I have a binary file which is opened as:

open(unit=10,file='foo.dat',access='stream',form='unformatted',status='old')

I know that the file contains "records" which consist of a header with 20 integers, 20 real numbers and 80 characters, then another N real numbers. Each file can have hundreds of records. Basically, I'd like to read or write to a particular record in this file (assuming N is a fixed constant for simplicity).

I can easily calculate the position in the file I want to write if I know the size of each data-type:

header_size = SIZEOF_INT*20 + SIZEOF_FLOAT*20 + SIZEOF_CHAR*80
data_size = N*SIZEOF_FLOAT
position = (record_num-1)*(header_size+data_size)+1

Currently I have

!Hardcoded :-(
SIZEOF_INT = 4
SIZEOF_FLOAT = 4
SIZEOF_DOUBLE = 8
SIZEOF_CHAR = 1

Is there any way to do better?

constraints:

• The code is meant to be run on a variety of platforms with a variety of compilers.
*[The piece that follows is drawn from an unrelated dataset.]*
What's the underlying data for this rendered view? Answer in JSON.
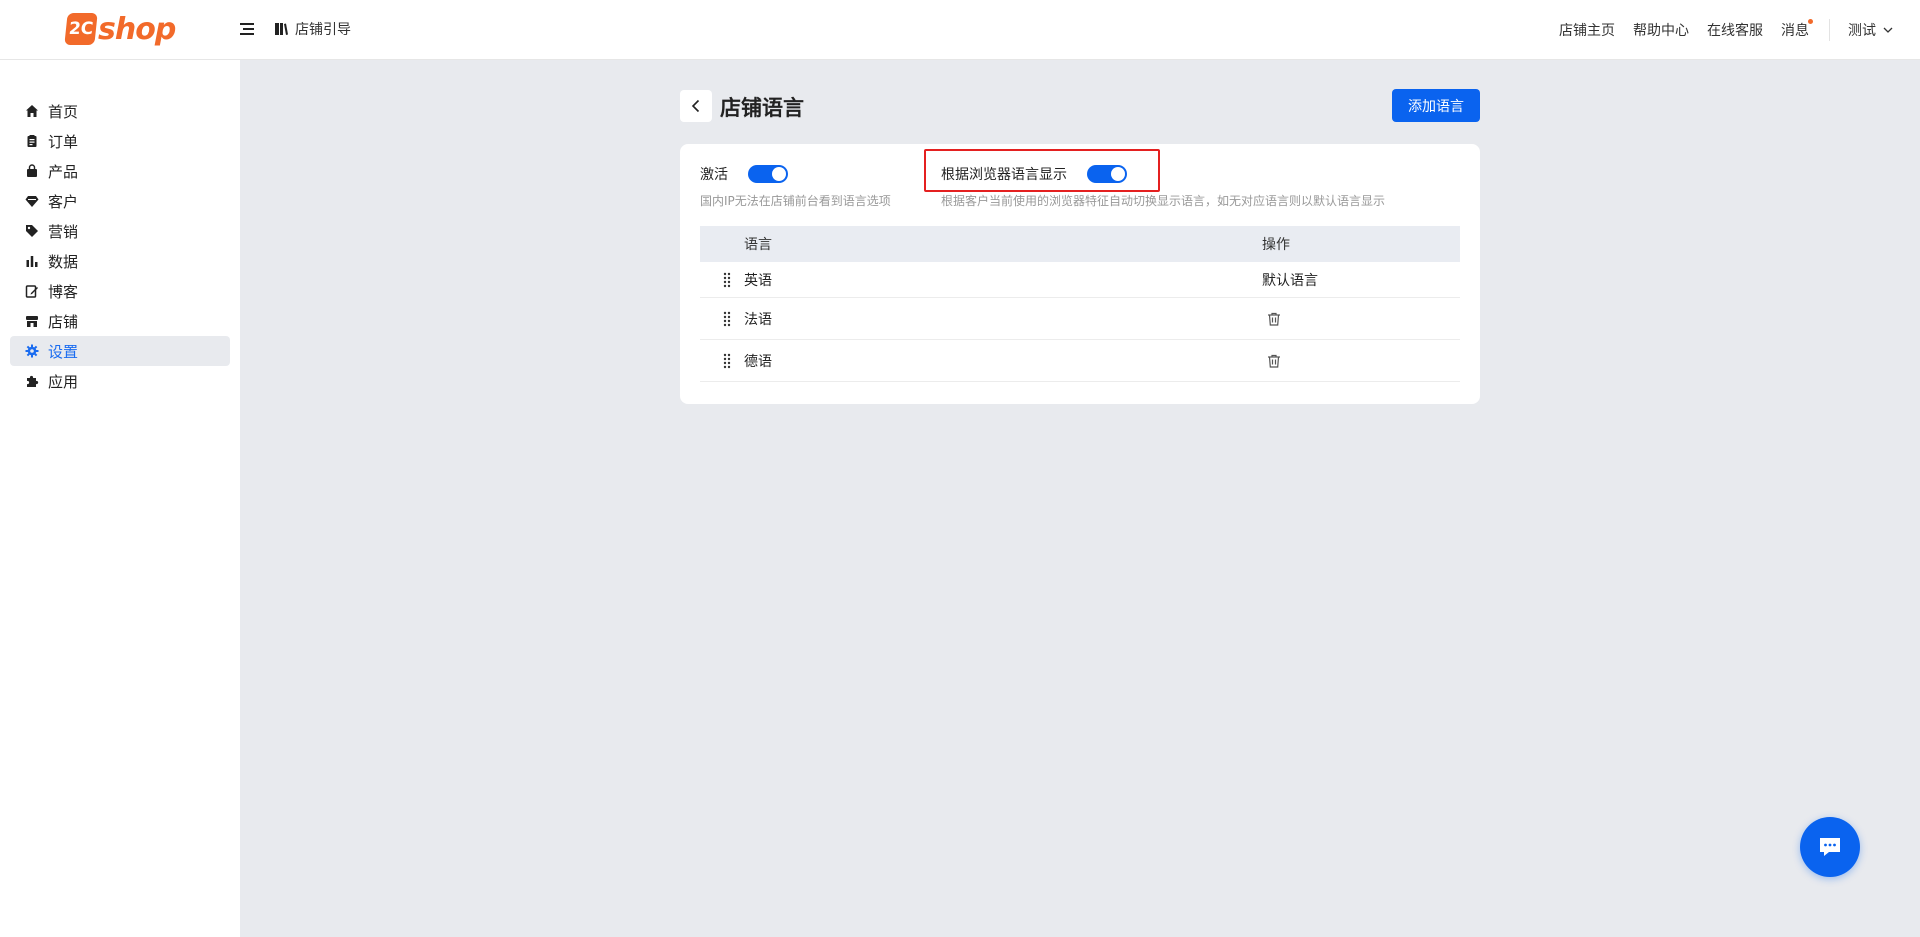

A standard compliant solution is definitely preferred.

Answer 1

In your use case I think you could use

inquire(iolength=...) io-list

That will give you how many "file storage units" are required for the io-list. A caveat with calculating offsets in files with Fortran is that "file storage unit" need not be in bytes, and indeed I recall one quite popular compiler by default using a word (4 bytes) as the file storage unit. However, by using the iolength thing you don't need to worry about this issue.